So two of the biggest banks, JPMorgan and Citigroup, have just released their third-quarter earnings. Once again the figures are, on the face of it, better than had been forecast. But once again the markets aren't particularly impressed. Shares in both banks are down slightly after very strong periods for the sector as a result of Donald Trump's election.
So the big area of weakness is fixed income revenues, as had been expected. This has been quite a big theme for the biggest US banks for several months now. It's just no clients. They are sitting on the sidelines not doing much trading, and that hurts. The bond trading partners are really crucial sorts of profits for the biggest US buying for years.
And as I say, I think people recognise that this is a cyclical business. The fact that trading revenues have been weak for a few weeks is hardly the end of the world, but there are also questions in the results about the consumer banks. Loan growth is not as strong as it could or should be. John Gerspach, the chief financial officer at Citi, noted policy gridlock in Washington as being-- not causing a dramatic slowdown, but saying that corporate borrowers are not borrowing as much as they might be.

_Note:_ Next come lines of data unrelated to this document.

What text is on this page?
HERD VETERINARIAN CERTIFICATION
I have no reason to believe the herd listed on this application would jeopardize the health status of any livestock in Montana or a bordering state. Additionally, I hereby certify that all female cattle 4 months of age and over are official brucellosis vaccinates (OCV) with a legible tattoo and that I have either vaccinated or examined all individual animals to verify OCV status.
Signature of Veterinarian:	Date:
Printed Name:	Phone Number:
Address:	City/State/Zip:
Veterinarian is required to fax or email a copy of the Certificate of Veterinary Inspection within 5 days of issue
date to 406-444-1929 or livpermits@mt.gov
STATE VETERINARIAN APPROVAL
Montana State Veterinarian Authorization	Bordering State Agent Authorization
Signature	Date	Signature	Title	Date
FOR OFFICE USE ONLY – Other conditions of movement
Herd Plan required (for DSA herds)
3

And there are also rising levels of reserves being set aside for bad loans. Again, nothing dramatic, but low levels of losses have been very helpful for the banks in recent years, and there are signs that that's starting to reverse.
But there clearly are areas of strength in these results. The Federal Reserve's interest rate rises are allowing the banks to increase charges for borrowers and keeping deposit rates receivers pretty much on hold. In JPMorgan case has helped lift the all-important lending margin. At Citi, the results were supported by cost cutting, some improvement in Latin America, and also some support from its equities trading business that offset the weakness in fixed income.
So overall, kind of mixed batch of earnings suggests that much of the expected boost from Donald Trump's election has yet to materialise. But both bulls and bears will probably find arguments to support their case.